Over in the States, that giant global influencer has been issuing tax credits to the innovators of their home-made green sectors since 2009 – to the value of $2.3billion. The Government has recently announced a further $150million worth of credits to manufacturers in the clean energy as Obama’s administration grapples with getting green issues higher up the national agenda.

The arguments being made to support the new breaks are inherently mainstream ones, as Acting Secretary of the Treasury Neal S Wolin spells out:

Manufacturing the clean energy products of the future in America will create good, middle-class jobs right now and help lay the groundwork for the long-term resilience of our economy.”

Above all this proves that low-carbon issues have come a long way, from being seen as alternative and perhaps a little bit scary, to being central, solid tenets of economic stability.

In the UK, too, the potential of a tax-break to boost production and demand for green goods has not been overlooked.
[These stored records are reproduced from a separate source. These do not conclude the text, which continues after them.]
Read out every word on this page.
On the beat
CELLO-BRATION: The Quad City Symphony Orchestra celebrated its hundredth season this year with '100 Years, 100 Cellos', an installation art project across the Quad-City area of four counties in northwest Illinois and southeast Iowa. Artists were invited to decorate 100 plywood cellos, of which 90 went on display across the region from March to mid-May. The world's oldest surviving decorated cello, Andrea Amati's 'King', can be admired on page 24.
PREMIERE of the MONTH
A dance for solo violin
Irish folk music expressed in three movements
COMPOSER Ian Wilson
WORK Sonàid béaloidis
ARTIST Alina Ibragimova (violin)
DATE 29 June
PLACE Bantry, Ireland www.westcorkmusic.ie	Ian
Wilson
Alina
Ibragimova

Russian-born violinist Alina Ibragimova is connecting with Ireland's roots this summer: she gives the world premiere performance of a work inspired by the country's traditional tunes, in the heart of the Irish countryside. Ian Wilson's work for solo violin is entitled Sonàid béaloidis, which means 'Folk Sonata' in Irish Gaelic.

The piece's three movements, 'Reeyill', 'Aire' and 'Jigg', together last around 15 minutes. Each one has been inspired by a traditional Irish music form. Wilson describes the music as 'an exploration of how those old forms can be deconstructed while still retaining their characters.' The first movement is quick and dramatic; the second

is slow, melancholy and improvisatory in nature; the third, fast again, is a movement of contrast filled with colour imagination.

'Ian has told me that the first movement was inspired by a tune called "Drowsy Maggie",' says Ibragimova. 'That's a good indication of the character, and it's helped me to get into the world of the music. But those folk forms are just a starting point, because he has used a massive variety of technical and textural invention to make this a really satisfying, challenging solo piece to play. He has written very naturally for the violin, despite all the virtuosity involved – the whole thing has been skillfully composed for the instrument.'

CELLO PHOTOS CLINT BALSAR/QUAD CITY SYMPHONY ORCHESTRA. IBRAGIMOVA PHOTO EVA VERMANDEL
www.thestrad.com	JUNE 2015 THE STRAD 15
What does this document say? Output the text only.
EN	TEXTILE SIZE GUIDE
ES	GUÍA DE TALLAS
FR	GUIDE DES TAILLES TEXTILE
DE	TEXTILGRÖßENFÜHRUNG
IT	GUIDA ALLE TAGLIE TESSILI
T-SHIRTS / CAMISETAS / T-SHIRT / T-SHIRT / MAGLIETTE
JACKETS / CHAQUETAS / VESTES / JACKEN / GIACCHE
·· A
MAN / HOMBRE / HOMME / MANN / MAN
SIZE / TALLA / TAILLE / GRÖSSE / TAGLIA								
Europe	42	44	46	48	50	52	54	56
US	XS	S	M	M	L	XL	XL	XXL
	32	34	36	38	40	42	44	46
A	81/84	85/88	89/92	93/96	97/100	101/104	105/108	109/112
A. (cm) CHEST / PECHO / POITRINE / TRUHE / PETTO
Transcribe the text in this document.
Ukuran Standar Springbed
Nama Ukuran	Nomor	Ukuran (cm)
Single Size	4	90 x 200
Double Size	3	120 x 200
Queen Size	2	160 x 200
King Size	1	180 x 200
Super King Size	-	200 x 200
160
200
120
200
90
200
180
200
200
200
As part of Enhanced Capital Allowance (ECA) scheme, companies are entitled to write off of the costs of investing in energy-efficient technologies against taxable profits, and the Carbon Trust has recently won the contract to continue assessing what technologies are included in the Energy Technology List – something they’ve been doing since 2001.

A massive 38,000 products have been on the list at some point, and the Trust estimates that 10million tonnes of CO2 have been saved thanks to the scheme in the last five years alone.

Undoubtedly it would take some time for the tax break to enjoy a natural ‘re-brand’ from villain to sustainability superhero, but it’s a start.

  One Response to “A less taxing sustainability”


    I will speaking at the RICS Wales Energy Conference in March and Tax incentives will be an area of coverage. The ECA provides for 100% first year capital allowances on energy saving equipment and products include HVAC, Biomass, CHP, Solar Thermal, LED Lighting, Heat Pumps and many more. These all can improve cash flow, reduce energy bills and lower Climate Change Levy or CRC payments.

    For the private and public sector landlords they can benefit from the Landlords Energy Saving Allowance [LESA] up to £1500 cost value per property together with Green deal cash backs currently available for contribution based improvements.

    The Green Deal, for both the domestic and non domestic sectors, can incorporate areas of the above into its financial schedules and payments scenarios. All parties will require to address these tax incentives with expert advice when accounting for each area.

    All of the above fall squarely within The Governments Carbon Plan Strategy for a lower carbon economy.